A Closer Look At How Industrial Equipment And Safety Products Are Designed
When it comes to designing safety equipment, engineers identify hazards in the workplace
and then work towards creating industrial equipment designed to avoid a hazard, mitigate its effect, or create a barrier between workers and a potential injury.
The design process is first carried out in a virtual space such as a drafting and modeling program. CAD is a popular choice due to its extensive features that enables designers to create prototypes without having to use materials. A CAD library can be built to contain every component of industrial equipment used for safety purposes and then those pieces can be pieced together like a puzzle. This CAD library also serves as an effective management tool for revision control to track the progress of a new design and identify key decision points.
Overall, the prototyping process built into a CAD library allows engineers to save resources while building early models. Personal protective equipment can be modeled to be ergonomic and visually pleasing in a virtual space before it is manufactured and tested.
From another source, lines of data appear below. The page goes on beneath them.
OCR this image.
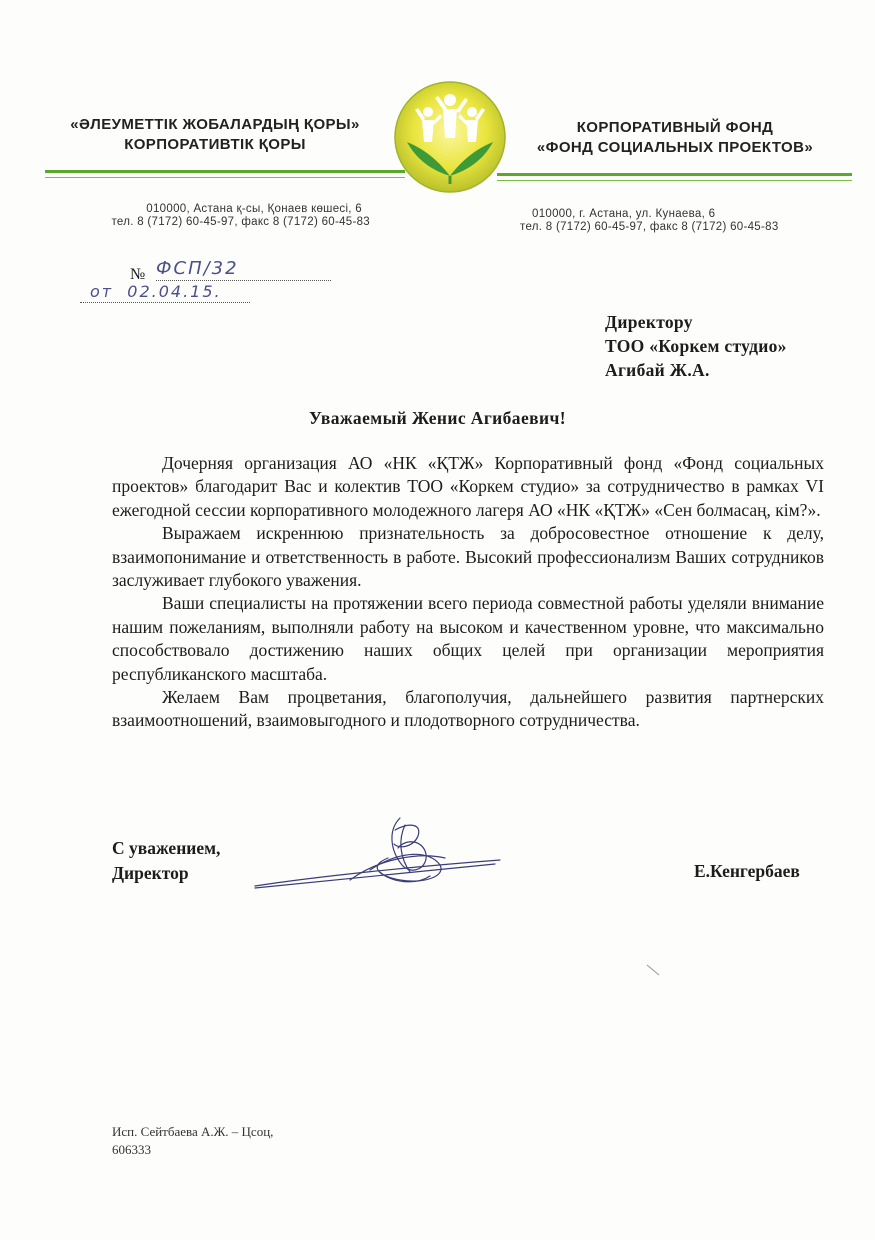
«ӘЛЕУМЕТТІК ЖОБАЛАРДЫҢ ҚОРЫ»
КОРПОРАТИВТІК ҚОРЫ
КОРПОРАТИВНЫЙ ФОНД
«ФОНД СОЦИАЛЬНЫХ ПРОЕКТОВ»
010000, Астана қ-сы, Қонаев көшесі, 6
тел. 8 (7172) 60-45-97, факс 8 (7172) 60-45-83
010000, г. Астана, ул. Кунаева, 6
тел. 8 (7172) 60-45-97, факс 8 (7172) 60-45-83
№ ФСП/32
от 02.04.15.
Директору
ТОО «Коркем студио»
Агибай Ж.А.
Уважаемый Женис Агибаевич!

Дочерняя организация АО «НК «ҚТЖ» Корпоративный фонд «Фонд социальных проектов» благодарит Вас и колектив ТОО «Коркем студио» за сотрудничество в рамках VI ежегодной сессии корпоративного молодежного лагеря АО «НК «ҚТЖ» «Сен болмасаң, кім?».

Выражаем искреннюю признательность за добросовестное отношение к делу, взаимопонимание и ответственность в работе. Высокий профессионализм Ваших сотрудников заслуживает глубокого уважения.

Ваши специалисты на протяжении всего периода совместной работы уделяли внимание нашим пожеланиям, выполняли работу на высоком и качественном уровне, что максимально способствовало достижению наших общих целей при организации мероприятия республиканского масштаба.

Желаем Вам процветания, благополучия, дальнейшего развития партнерских взаимоотношений, взаимовыгодного и плодотворного сотрудничества.

С уважением,
Директор	Е.Кенгербаев
Исп. Сейтбаева А.Ж. – Цсоц,
606333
Let us take a look at two examples of how hazards are identified in the workplace and then how industrial equipment is designed to address them.
Fire And Heat Safety
Fire hazards have been present in the industrial workplace since the beginning, but today's workplace has some unique heat and flame hazards that have required new PPE. Flash fires and arc fires are the new type of hazard that today's flame resistant clothing has been developed to protect against. Welding, electrical equipment, and highly flammable liquids and gasses create a unique heat hazard. Instead of a fire that burns hot for a long time, like a burning timber pile, flash and arc fires burn for only an instant but at an extremely high temperature. If a worker is caught in an arc fire, there is no way to avoid the heat, as it would be impossible during a normal fire. A protective barrier has to be created in order to mitigate the heat.
With an instantaneous release of intense heat, most clothing will actually melt to a person's skin. This causes permanent disfigurement if not outright death. If there is a concussive blast following a gas cylinder detonation, for example, workers will be knocked unconscious in the area of a raging fire.
In order to address these hazards, today's flame resistant clothing has been designed with two important features. First, the threads and fibers do not melt even under intense heat. If exposed to high temperatures, they will instead burn off rather than melt to the skin. Second, the material is also self-extinguishing. If the apparel ignites and there is no longer a source of fuel for the fire, the clothing will not stay engulfed in flame. These features give any person a fighting chance to survive a sudden fire without the loss of life of being disabled.
Visibility On The Job Site
The 20th century saw the explosion of highways and automobiles that crossed America. Road construction crews quickly became a common sight and many people were employed in the building and maintenance of the highway system. However, mixing high-speed traffic and construction zones are a recipe for many hazards. Today, crews often work at night in order to keep vital roadways operational during the day. Any low light working conditions are a hazard for employees from both motorists and construction vehicles themselves.
The main issue at hand when it concerns visibility is that a person wearing white clothing can be seen from 250 feet away in low light conditions. A car traveling 30 mph, however, requires 600 feet of roadway to come to a complete stop. When considering highway speeds, cars require upwards of 1200 feet of stopping distance. Clearly, new industrial equipment was necessary to address this situation.
When light hits an object, the light's energy is reflected back in all directions. Retro-reflective materials were designed that concentrate light energy and reflect it back only in the direction that it came from. So, for example, headlight beams reflect off of a construction worker directly back to the car's driver. This advance has increased worker visibility to over 1300 feet when they are wearing a full set of regulation high visibility clothing.
Industrial equipment and safety products undergo a design process when hazards can be identified. PPE is then designed to mitigate the harm of a hazard, prevent it all together, or put a barrier between workers and their environment. As industry changes, new industrial equipment will be created to address tomorrow's safety needs.